Она словно снова оказалась на третьем курсе, такой большой стала нагрузка. Близились СОВы, и она готовилась всё свободное время, а вместе с тем нужно было поддерживать занятия ОД, помогать готовиться Гарри и Рону, вечером заниматься окклюменцией, пытаясь повторить достижение Шерлока…
Удивительно, но она почти забыла и о Том-кого-нельзя-называть, и о грядущей войне.
Но война слишком остро и болезненно напомнила о себе.
Дружбы не существует. Глава 17
Гермиона сильно изменилась за прошедшие полгода. Возможно, кто-то и не обратил бы внимания на заострившиеся черты лица, темные круги под глазами и обгрызенные под корень (опять!) ногти, но только не Шерлок. Поэтому вместо приветствия он спросил:
— И что у тебя произошло?
Гермиона приоткрыла рот, потом закрыла. Открыла снова, подбирая слова или выбирая, какую из плохих новостей сообщить первой. Потом сглотнула и сказала как-то слишком спокойно:
— Волдеморт перешел в открытое наступление. И Сириус мертв.
— Понятно, — кивнул Шерлок и уже хотел было похвалить Гермиону за то, что она наконец-то научилась абстрагироваться от эмоций, как он шмыгнула носом и кинулась ему на шею, уткнулась лицом куда-то под мышку и зарыдала. Это было мокро и слишком… Слишком близко, Шерлок ненавидел, когда его кто-то трогает, даже Гермиона. Он повел плечом, чтобы отстраниться, но Гермиона судорожно вцепилась в его рубашку, и он решил подождать — когда она прекратит рыдать, отодвинуть ее в сторону будет куда проще и явно безопасней для рубашки. Он сжал зубы и велел себе немного потерпеть.
К счастью, фонтан слез выключился быстро — Гермиона отстранилась, тыльной стороной ладони стерла слезы и попыталась улыбнуться.
— Прости, я опять это делаю, — сказала она. Шерлок согласился:
— Да.

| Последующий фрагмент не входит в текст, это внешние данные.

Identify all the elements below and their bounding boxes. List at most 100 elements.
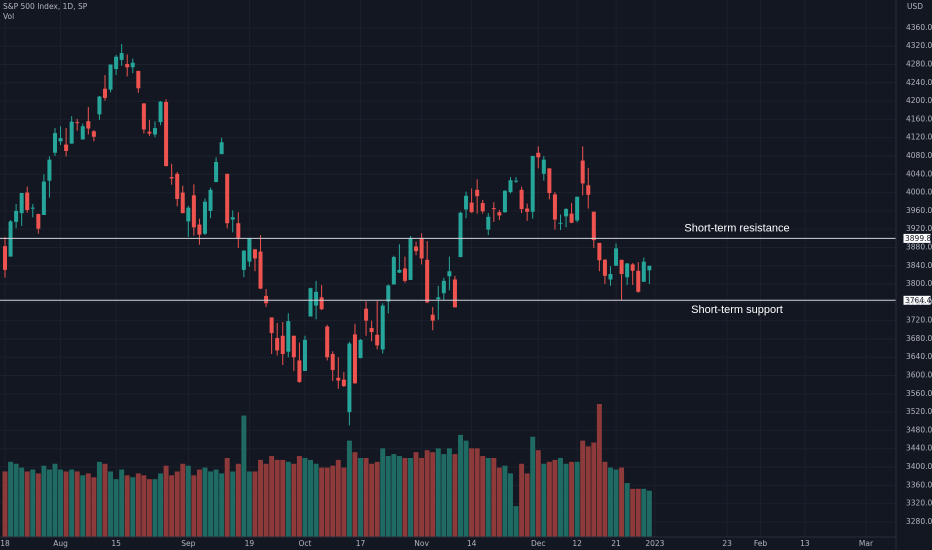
candle-body [241,250,246,270]
volume-bar [591,442,597,537]
candle-body [302,339,307,371]
volume-bar [369,463,375,537]
currency: USD [907,2,923,11]
candle-body [25,192,30,210]
volume-bar [213,469,219,537]
candle-body [219,142,224,155]
volume-bar [319,467,325,537]
volume-bar [563,463,569,537]
y-tick-label: 4160.00 [906,114,932,123]
volume-bar [430,452,436,537]
chart-title: S&P 500 Index, 1D, SP [3,2,88,11]
volume-bar [19,467,25,537]
candle-body [180,192,185,214]
volume-bar [613,469,619,537]
level-price-box [902,232,932,244]
candle-body [336,377,341,381]
candle-body [630,264,635,271]
candle-body [414,246,419,252]
volume-bar [646,490,652,537]
y-tick-label: 4080.00 [906,151,932,160]
candle-body [19,193,24,214]
candle-body [369,327,374,333]
volume-bar [524,473,530,537]
candle-body [175,173,180,199]
candle-body [486,216,491,230]
volume-bar [246,471,252,537]
candle-body [30,207,35,209]
y-tick-label: 3680.00 [906,334,932,343]
volume-bar [335,459,341,537]
volume-bar [241,415,247,537]
levels: 3899.82 Short-term resistance 3764.49 Short… [0,222,932,316]
y-tick-label: 3560.00 [906,389,932,398]
volume-bar [191,475,197,537]
x-tick-label: Aug [53,539,68,548]
y-tick-label: 3600.00 [906,371,932,380]
volume-bar [391,454,397,537]
candle-body [2,246,7,270]
candle-body [391,257,396,285]
x-tick-label: Dec [531,539,546,548]
candle-body [458,212,463,258]
volume-label: Vol [3,12,14,21]
candle-body [447,271,452,277]
candle-body [214,161,219,183]
volume-bar [380,448,386,537]
y-tick-label: 3840.00 [906,261,932,270]
candle-body [419,237,424,259]
y-tick-label: 3920.00 [906,224,932,233]
volume-bar [169,475,175,537]
candle-body [530,155,535,212]
volume-bar [458,434,463,537]
candle-body [91,131,96,137]
candle-body [619,259,624,274]
candle-body [75,122,80,124]
y-tick-label: 3960.00 [906,206,932,215]
x-tick-label: 17 [356,539,366,548]
volume-bar [608,467,613,537]
candle-body [191,195,196,228]
candle-body [402,268,407,281]
candle-body [441,280,446,294]
volume-pane [2,404,652,537]
volume-bar [619,467,625,537]
candle-body [291,335,296,358]
candle-body [252,249,257,259]
candle-body [202,201,207,234]
candle-body [480,203,485,212]
volume-bar [263,463,269,537]
volume-bar [230,471,236,537]
candle-body [352,334,357,384]
volume-bar [35,473,41,537]
candle-body [625,263,630,278]
candle-body [464,195,469,210]
candle-body [152,128,157,135]
candle-body [547,168,552,194]
candle-body [58,138,63,142]
volume-bar [463,440,469,537]
volume-bar [174,471,180,537]
volume-bar [596,404,602,537]
volume-bar [624,483,630,537]
y-tick-label: 3880.00 [906,242,932,251]
candle-body [258,251,263,289]
volume-bar [2,471,8,537]
candle-body [608,273,613,280]
volume-bar [630,488,636,537]
candle-body [14,210,19,222]
y-tick-label: 4280.00 [906,59,932,68]
volume-bar [280,459,286,537]
volume-bar [85,473,91,537]
volume-bar [274,459,280,537]
candle-body [386,285,391,302]
y-tick-label: 4200.00 [906,96,932,105]
x-tick-label: Nov [414,539,429,548]
candle-body [8,221,13,257]
volume-bar [208,471,214,537]
volume-bar [530,436,536,537]
volume-bar [196,469,202,537]
volume-bar [69,469,75,537]
candle-body [347,343,352,413]
candle-body [380,305,385,350]
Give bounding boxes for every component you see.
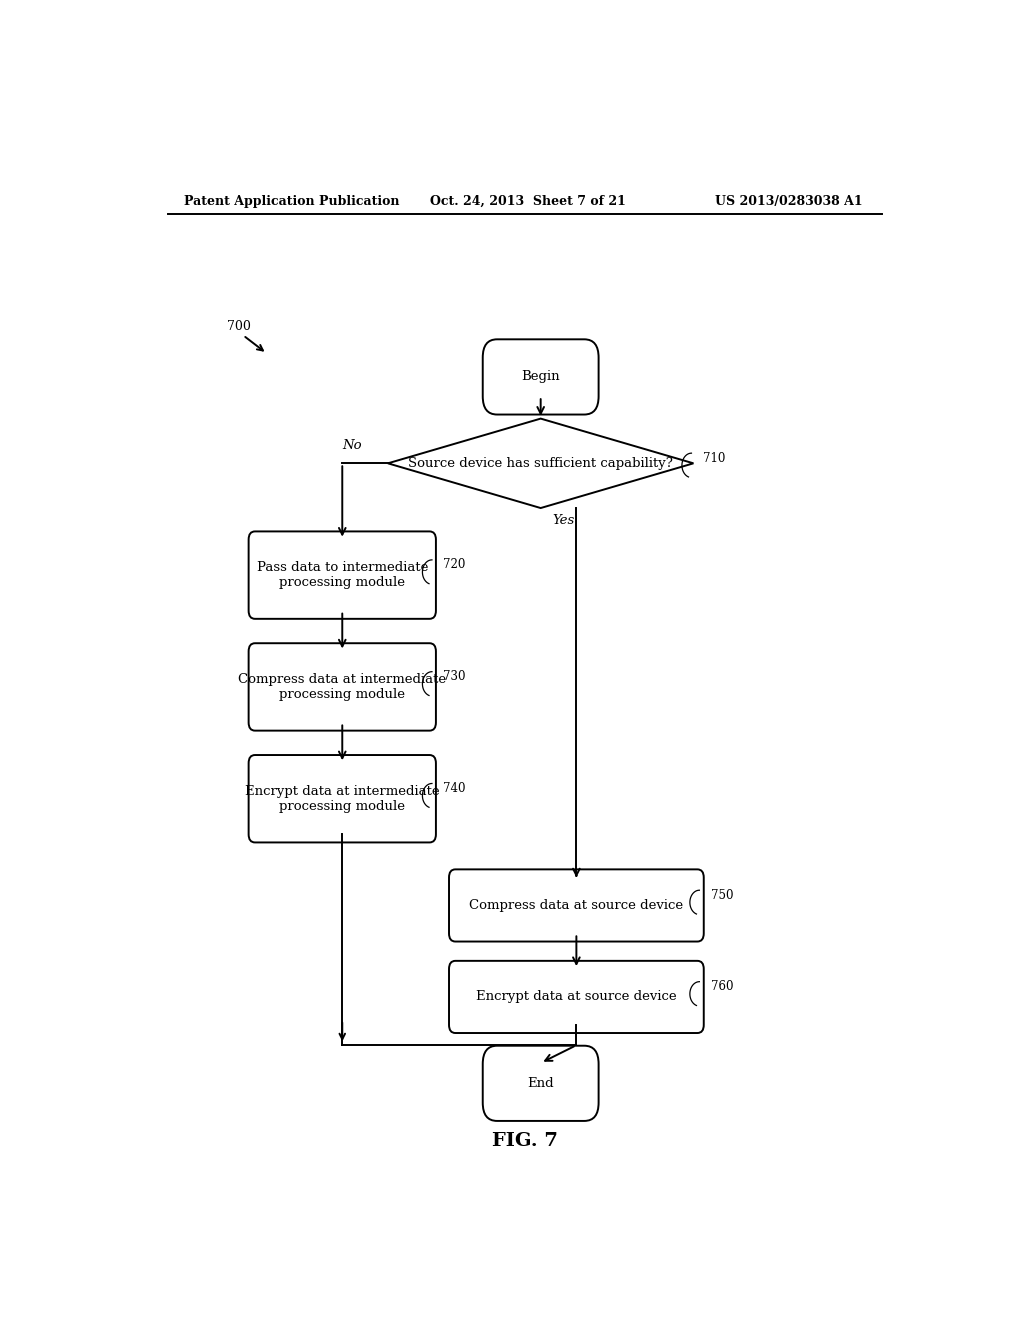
FancyBboxPatch shape [482,339,599,414]
Polygon shape [388,418,693,508]
Text: 750: 750 [711,888,733,902]
Text: End: End [527,1077,554,1090]
FancyBboxPatch shape [249,643,436,731]
Text: 710: 710 [702,451,725,465]
Text: Oct. 24, 2013  Sheet 7 of 21: Oct. 24, 2013 Sheet 7 of 21 [430,194,626,207]
Text: Begin: Begin [521,371,560,383]
Text: Encrypt data at source device: Encrypt data at source device [476,990,677,1003]
Text: Yes: Yes [553,515,574,527]
Text: Patent Application Publication: Patent Application Publication [183,194,399,207]
Text: Encrypt data at intermediate
processing module: Encrypt data at intermediate processing … [245,784,439,813]
Text: FIG. 7: FIG. 7 [492,1133,558,1150]
Text: 730: 730 [443,671,466,684]
FancyBboxPatch shape [249,755,436,842]
Text: 760: 760 [711,981,733,993]
Text: Source device has sufficient capability?: Source device has sufficient capability? [409,457,673,470]
Text: Compress data at intermediate
processing module: Compress data at intermediate processing… [239,673,446,701]
Text: No: No [342,438,362,451]
FancyBboxPatch shape [482,1045,599,1121]
Text: US 2013/0283038 A1: US 2013/0283038 A1 [715,194,863,207]
FancyBboxPatch shape [449,870,703,941]
Text: 740: 740 [443,781,466,795]
Text: Compress data at source device: Compress data at source device [469,899,683,912]
Text: 700: 700 [227,319,251,333]
Text: 720: 720 [443,558,466,572]
FancyBboxPatch shape [449,961,703,1034]
FancyBboxPatch shape [249,532,436,619]
Text: Pass data to intermediate
processing module: Pass data to intermediate processing mod… [257,561,428,589]
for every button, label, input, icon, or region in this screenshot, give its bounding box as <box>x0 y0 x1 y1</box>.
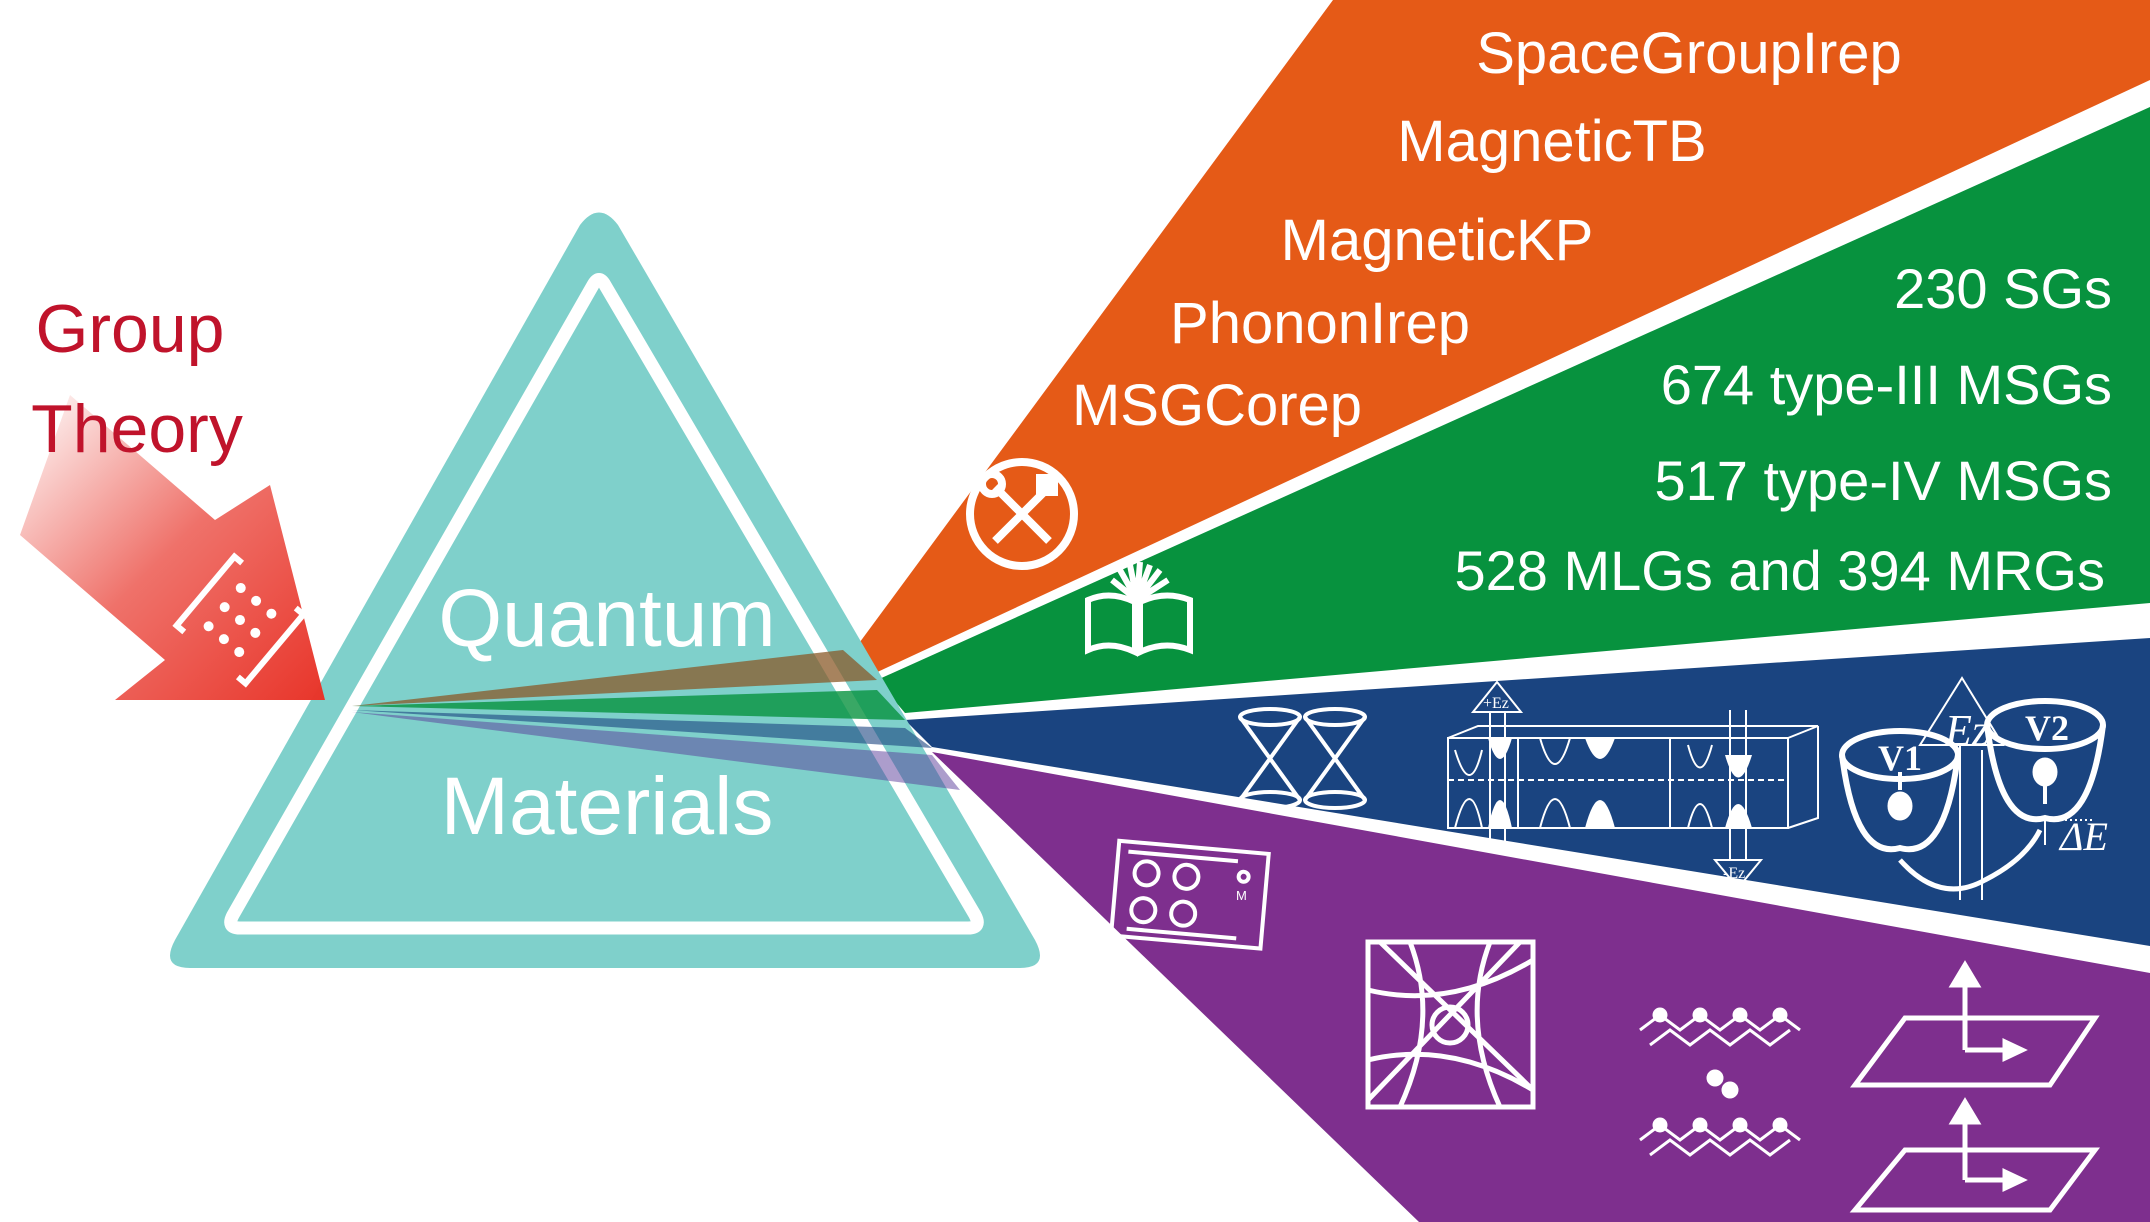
inner-beam-purple <box>352 712 960 790</box>
valley-cones-icon <box>1839 676 2106 900</box>
prism-inner-outline <box>224 273 984 935</box>
ez-label: Ez <box>1944 706 1989 755</box>
prism-label-quantum: Quantum <box>438 573 776 664</box>
inner-beam-orange <box>352 650 877 706</box>
m-label: M <box>1236 888 1247 903</box>
inner-beam-green <box>352 690 905 720</box>
minus-ez-label: -Ez <box>1723 865 1745 882</box>
database-beam <box>877 107 2150 713</box>
tools-beam <box>843 0 2150 675</box>
spin-plane-icon <box>1849 960 2100 1213</box>
wrench-screwdriver-icon <box>966 458 1078 570</box>
bracket-matrix-icon <box>172 552 308 688</box>
dirac-cones-icon <box>1238 707 1367 810</box>
open-book-icon <box>1085 561 1193 657</box>
prism-triangle <box>170 212 1040 968</box>
db-item-mlgs-mrgs: 528 MLGs and 394 MRGs <box>1454 539 2105 602</box>
group-theory-line-2: Theory <box>31 391 243 467</box>
db-item-sgs: 230 SGs <box>1894 257 2112 320</box>
delta-e-label: ΔE <box>2058 814 2108 859</box>
tool-spacegroupirep: SpaceGroupIrep <box>1476 21 1902 86</box>
v1-label: V1 <box>1878 738 1922 778</box>
bilayer-lattice-icon <box>1639 1007 1801 1157</box>
electronics-beam <box>905 638 2150 946</box>
topology-beam <box>932 752 2150 1222</box>
db-item-type4-msgs: 517 type-IV MSGs <box>1654 449 2112 512</box>
v2-label: V2 <box>2025 708 2069 748</box>
db-item-type3-msgs: 674 type-III MSGs <box>1660 353 2112 416</box>
fermi-surface-icon <box>1365 939 1536 1110</box>
magnetic-vortex-lattice-icon <box>1108 838 1271 951</box>
tool-magnetictb: MagneticTB <box>1397 109 1707 174</box>
band-structure-slab-icon <box>1447 680 1819 890</box>
group-theory-arrow <box>20 395 325 700</box>
plus-ez-label: +Ez <box>1483 695 1509 712</box>
tool-phononirep: PhononIrep <box>1170 291 1470 356</box>
tool-msgcorep: MSGCorep <box>1071 373 1363 438</box>
group-theory-line-1: Group <box>35 291 225 367</box>
inner-beam-blue <box>352 710 932 748</box>
tool-magnetickp: MagneticKP <box>1280 208 1594 273</box>
prism-label-materials: Materials <box>440 761 774 852</box>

Отвратительная привычка. И грызть ногти, кстати, тоже.
Гермиона покраснела, посмотрела на свои руки и ответила:
— Просто были экзамены, я нервничала.
— Ты сдала все на высшие баллы, хотя и вытрепала своим друзьям кучу нервов в процессе. Очевидно.
Шерлок махнул рукой и направился к дому. Гермиона последовала за ним.
— Гермиона, дорогая! — воскликнула мама, и тут же нахмурилась: — ты плакала? Шерлок!
Шерлок закатил глаза — вот почему он предпочитал заходить в дом через окно.
— Я здесь не причем, — ответил он.
— Это так! — быстро добавила Гермиона. — Просто…
Мама, игнорируя все возражения Шерлока, усадила Гермиону за стол и налила им обоим по чашке чая, себе сделала кофе и тоже присоединилась к ним.
— Как твоя учеба, милая? — спросила она.
— Да, мам, прекрасно. Как Гермиона, так «милая», а как Шерлок, так «что ты опять натворил», — буркнул он, искренне надеясь, что за излишнюю разговорчивость его удалят из-за стола, и он будет избавлен от участия в этом чаепитии.